Client Spotlight:

Melissa and Merlin

Learn more about the international shopping experience through Melissa’s story about shopping in Spain for her unicorn PRE.

Dressage PRE for sale in Spain
A very pregnant Allida and Melissa search for the perfect dressage PRE in Spain

I think I’m ready to get a new horse but, I think I want something silly, like an Andalusian,” Melissa confessed to Marsha while they were watching a friend take a lesson. “I’m afraid to tell Allida.”

“Don’t be. She loves Andalusians. She’ll be super excited,” Marsha said.

Marsha feels that some secrets are made to be shared and couldn’t wait to tell Allida that Melissa was ready for another horse. She also told Allida that Melissa was feeling a little embarrassed to tell her that she wanted an Andalusian. “Why? I love Andalusians! I think they are a great choice. I’m excited,” she said and immediately sent Melissa a text message telling her that she fully supported the plan.

Melissa is a confident horsewoman, so when she said she was “thinking” about getting an Andalusian, she was really well into the research phase. As a scientist, who moonlights as an equine body worker, she had a very clear idea of her requirements. “I was after a P.R.E. youngster that I could take my time with and start for a dressage career. I wanted a more modern type with some height and good forward movement. Most of my horses are a little on the goofy side, so I wanted something with some smarts and a spunky personality. I was also specifically looking for good conformation with sufficient bone and good balanced hindquarters. You know, just a unicorn.” She had been looking at domestically bred P.R.E.’s and felt that the quality wasn’t what she had hoped for the money. Allida suggested that they go directly to the source and shop for an Andalusian in Spain or Portugal.

Allida reached out to her contacts and started putting a trip together. She sent Melissa videos so they could get an idea of the quality of horses that each breeder had available.
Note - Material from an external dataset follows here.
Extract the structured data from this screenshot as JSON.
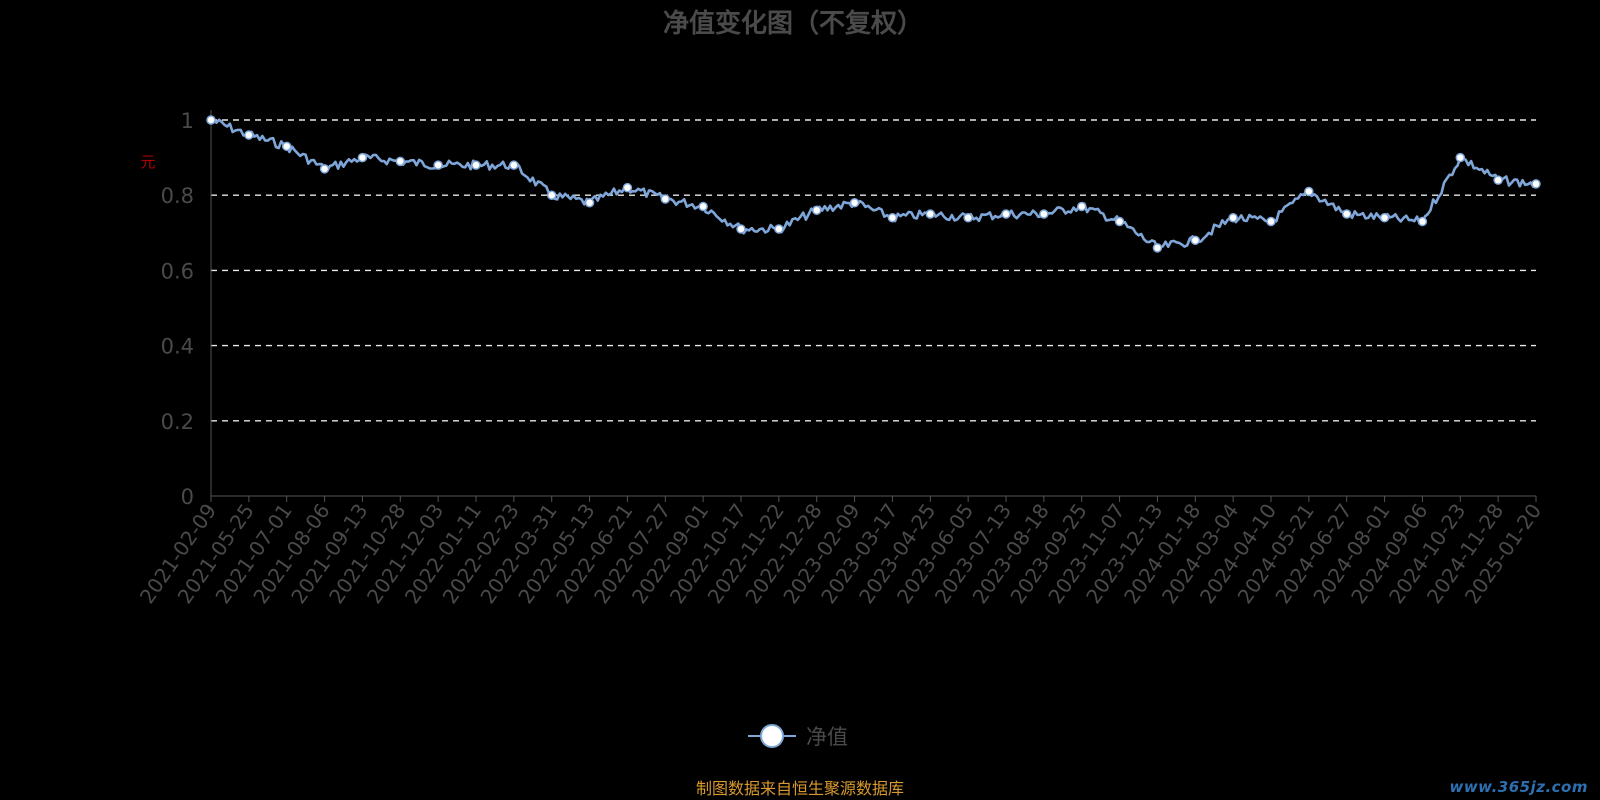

Melissa picked the breeders she liked best. Most of the horses they were interested in were in Spain and eventually they narrowed their focus to the central and southern part of the country.  Melissa wanted maximum flexibility in the trip, even leaving open the possibility that they might spend a few days in Portugal, if they didn’t find what they wanted in Spain. Melissa said, “Allida found some prospects and lined up plenty of horses, I booked some flights and we settled on a rough agenda that had plenty of flexibility built in, so we could follow our noses depending on what we found over there.” Marsha arranged to meet them, at Madrid airport.

Over the next week they looked at dozens of horses, from foals to four-year-olds. During the day the group would look at horse after horse and at night, they would eat delicious Spanish food and drink wine, while they discussed the prospects. When the time came to make a decision, in Melissa’s words, she “was not left wanting for choice.”

After seeing dozens of horses, the yearlings from the first barn they visited stuck out in her mind. They had all recently been brought in from the pasture, were mostly wild, and were very nervous being in the new environment. They were being held in a side paddock and the breeder released them into the arena one at a time, to show off their gaits. The first one got a collective gasp. The second one got the same reaction, so did the third through the fifth. They all had gorgeous floating trots and uphill canters and they all had the balance and body control that is typical of  P.R.E.’s.

There were three that Melissa strongly considered. She carefully evaluated their conformation and we talked about what we saw in their personalities. Of the three, one really stuck out as having the whole package. He was a little bit shy. He seemed to be carefully considering things, rather than just running around like a wild beast and…He. Could. Move.

Allida arranged for a vet check with the best vet in the area. The flexions were good, the x-rays were sent to two vets in California, the blood was sent to the lab in Germany. The colt, who Melissa was already calling Merlin, got the thumbs up on his vet check.

Melissa relied on Allida’s experience with shipping and importing horses. Merlin’s import took longer than expected. Nearly all of Spain goes on vacation during the month of August and the wheels of the bureaucracy that exports horses, come to a grinding halt. Once everyone came back to work, the horse was quickly released from quarantine and trailered to Amsterdam, where he was loaded onto a KLM flight bound for Los Angeles. Horses shipped from Spain spend three weeks in quarantine in Spain, but do not have to spend any time in quarantine once they arrive in the US. There is usually a 36-hour delay while the blood is drawn and tested, but as soon as the results are confirmed, the horse is released and sent to their new home.

Looking back, Melissa is thrilled with her experience shopping for horses in Spain, and would definitely do it again. She recognizes that even though she’s comfortable buying horses in the US, when it comes to buying horses in another country, having the expert help made the trip much more successful, and saved her a lot of time and money. “I probably could have done this on my own, but it would have been miserable, and likely would have taken multiple trips before I got it right. I would have ended up spending a lot more money, as I would not have found the grass roots farms Allida found thanks to her connections, and I would have ended up at a more commercial level barn.”

Melissa is in heaven with her new horse. He’s growing into a beautiful young stallion and he will soon be under saddle. “I got my unicorn,” she says. “Even down to the personality.”